Pension and asset management bodies react to Opperman criticism
Investment Association and the Pensions and Lifetime Savings Association respond to criticism from minister
Yesterday, the UK’s Pensions Minister Guy Opperman, writing exclusively for Responsible Investor, launched a broadside against the pensions and asset management sector’s response to climate change – calling out fund management “zombies”.
He wrote: “You might think that with all the mounting evidence of the climate emergency that we face we could expect that powerful asset managers are responding and acting by investing in the long-term best interests of their clients and beneficiaries.
“But after two years in my job as Minister for Pensions I am underwhelmed by the lack of action and urgency on this vital issue among large numbers of big asset managers.”
He outlined a situation where pension schemes were “cast adrift on a tide of ESG greenwash from investment managers”.
So how has the industry responded? RI put Opperman’s criticisms to the Investment Association, the trade body for the £7.7trn (€8.5bn) fund management sector, and the Pensions and Lifetime Savings Association (PLSA), which represents more than 1,300 pension schemes — and £1trn in assets.
Here’s what they said:
Galina Dimitrova, Director for Capital Markets, Investment Association: “Social and environmental change is happening faster than ever before and our industry is at a critical juncture in embracing sustainability as a defining feature of the investment landscape.
“Investment managers have an important role to play in building a more sustainable future”

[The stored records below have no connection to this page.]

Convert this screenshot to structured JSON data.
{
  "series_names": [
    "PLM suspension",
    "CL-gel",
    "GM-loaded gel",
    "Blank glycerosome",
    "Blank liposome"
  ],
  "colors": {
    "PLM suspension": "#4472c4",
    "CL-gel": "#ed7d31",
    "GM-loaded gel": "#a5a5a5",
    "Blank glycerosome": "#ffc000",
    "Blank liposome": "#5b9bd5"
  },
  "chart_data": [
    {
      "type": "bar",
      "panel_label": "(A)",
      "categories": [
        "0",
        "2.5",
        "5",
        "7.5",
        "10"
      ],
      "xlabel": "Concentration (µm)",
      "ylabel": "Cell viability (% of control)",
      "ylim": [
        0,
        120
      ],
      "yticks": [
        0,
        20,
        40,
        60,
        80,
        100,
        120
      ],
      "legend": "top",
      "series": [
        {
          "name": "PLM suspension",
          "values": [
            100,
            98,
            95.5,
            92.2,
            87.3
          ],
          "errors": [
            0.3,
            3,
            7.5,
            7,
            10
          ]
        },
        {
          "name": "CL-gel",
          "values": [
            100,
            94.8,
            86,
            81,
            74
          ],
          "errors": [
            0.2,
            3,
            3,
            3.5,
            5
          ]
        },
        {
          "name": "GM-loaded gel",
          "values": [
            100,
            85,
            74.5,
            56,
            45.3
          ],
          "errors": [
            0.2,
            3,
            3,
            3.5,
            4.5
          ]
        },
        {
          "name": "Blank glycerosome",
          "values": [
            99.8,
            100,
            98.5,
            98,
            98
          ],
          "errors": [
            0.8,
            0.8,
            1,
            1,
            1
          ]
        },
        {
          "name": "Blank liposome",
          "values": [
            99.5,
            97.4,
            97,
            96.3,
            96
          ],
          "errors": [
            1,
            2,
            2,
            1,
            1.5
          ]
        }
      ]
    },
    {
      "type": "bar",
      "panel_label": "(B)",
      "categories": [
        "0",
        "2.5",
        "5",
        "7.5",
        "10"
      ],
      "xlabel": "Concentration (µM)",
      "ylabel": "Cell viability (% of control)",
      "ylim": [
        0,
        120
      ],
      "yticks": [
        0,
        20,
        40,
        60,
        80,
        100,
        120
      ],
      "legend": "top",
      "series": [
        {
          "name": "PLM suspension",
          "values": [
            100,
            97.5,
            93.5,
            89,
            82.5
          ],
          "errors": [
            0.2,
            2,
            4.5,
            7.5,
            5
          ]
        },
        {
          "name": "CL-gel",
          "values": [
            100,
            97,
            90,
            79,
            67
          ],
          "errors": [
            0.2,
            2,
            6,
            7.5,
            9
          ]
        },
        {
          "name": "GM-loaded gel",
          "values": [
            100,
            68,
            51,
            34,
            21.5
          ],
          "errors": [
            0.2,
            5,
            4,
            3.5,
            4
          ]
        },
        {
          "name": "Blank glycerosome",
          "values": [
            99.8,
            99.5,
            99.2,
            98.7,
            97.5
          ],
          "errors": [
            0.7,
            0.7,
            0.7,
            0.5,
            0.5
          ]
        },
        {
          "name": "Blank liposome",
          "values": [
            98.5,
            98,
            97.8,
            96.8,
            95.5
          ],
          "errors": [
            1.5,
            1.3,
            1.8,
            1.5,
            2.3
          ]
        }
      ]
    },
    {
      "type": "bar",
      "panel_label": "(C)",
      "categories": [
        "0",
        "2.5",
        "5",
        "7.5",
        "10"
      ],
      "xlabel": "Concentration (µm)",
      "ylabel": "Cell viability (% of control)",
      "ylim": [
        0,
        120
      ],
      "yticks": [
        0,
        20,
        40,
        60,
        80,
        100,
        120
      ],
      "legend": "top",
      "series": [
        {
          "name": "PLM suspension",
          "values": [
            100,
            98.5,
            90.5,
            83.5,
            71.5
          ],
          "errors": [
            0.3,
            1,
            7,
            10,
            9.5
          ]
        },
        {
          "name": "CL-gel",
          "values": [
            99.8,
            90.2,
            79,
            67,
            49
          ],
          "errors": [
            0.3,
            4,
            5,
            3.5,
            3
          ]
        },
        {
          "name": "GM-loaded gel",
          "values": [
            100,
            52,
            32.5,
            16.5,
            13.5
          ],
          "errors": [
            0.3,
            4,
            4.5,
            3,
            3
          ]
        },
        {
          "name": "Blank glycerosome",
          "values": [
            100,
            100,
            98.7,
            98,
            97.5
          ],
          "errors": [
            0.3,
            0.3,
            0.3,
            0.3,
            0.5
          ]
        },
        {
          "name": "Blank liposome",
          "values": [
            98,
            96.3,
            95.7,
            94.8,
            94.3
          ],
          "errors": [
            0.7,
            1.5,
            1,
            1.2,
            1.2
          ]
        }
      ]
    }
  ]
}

“Investment managers have an important role to play in building a more sustainable future by channelling finance from savers to companies and infrastructure projects, and engaging with the companies we own on climate change, as well as all other material environmental, social and governances factors. Sustainability and responsible investment is also of increasing importance for today’s savers and it is our role and priority to help them achieve their financial, as well as their environmental and social goals.”Caroline Escott, Policy Lead: Investment and Stewardship, PLSA: “The PLSA supported the Government’s 2018 changes to the investment regulations to help trustees incorporate financially material Environmental, Social and Governance (ESG) factors and to undertake better stewardship approaches. This approach followed on from our 2017 Stewardship Survey where 76% of respondents agreed that ESG considerations are financially material to their investments. To provide further help for schemes, we’ve produced a number of practical guides –including our More Light, Less Heat report as well as our annual AGM Review and Corporate Governance Policy and Voting Guidelines – to help trustees incorporate climate considerations into their investment decisions. We will be updating these last two documents for 2020 to reflect recent developments and initiatives.
“The PLSA is working to support schemes in considering climate risks”
“There is already a wealth of ESG funds and products in the market and that number is only going to increase. It’s vital that pension schemes are able to distinguish between managers talking the talk and those just making the right noises. We’re pleased that Guy Opperman has suggested a number of interesting and useful questions for trustees to pose. We’d also like to suggest a few of our own which trustees can use to differentiate between managers.
“For example, how many collaborative ESG initiatives have fund managers signed up to and how many of these does the manager play an organisational role in? Also, how many individual company engagements has a manager delivered on climate risk and what proportion of those engagements delivered tangible change?
“These questions would further help distinguish between managers who just sign up to collaborative initiatives to tick a box without playing an active role as well as ensuring the asset manager needs to give a thoughtful response.
“The importance of financially material ESG factors such as climate risk should not be underplayed and the PLSA is working to support schemes in considering climate risks. As part of this push we are part of the Department for Work and Pensions (DWP) and The Pensions Regulator (TPR) working group on asset owner guidance around the Task Force on Climate-related Financial Disclosures (TCFD). We also recently published our ESG Guidance which provides practical, step-by-step guidance to help trustees meaningfully consider, design and implement ESG and stewardship approaches.”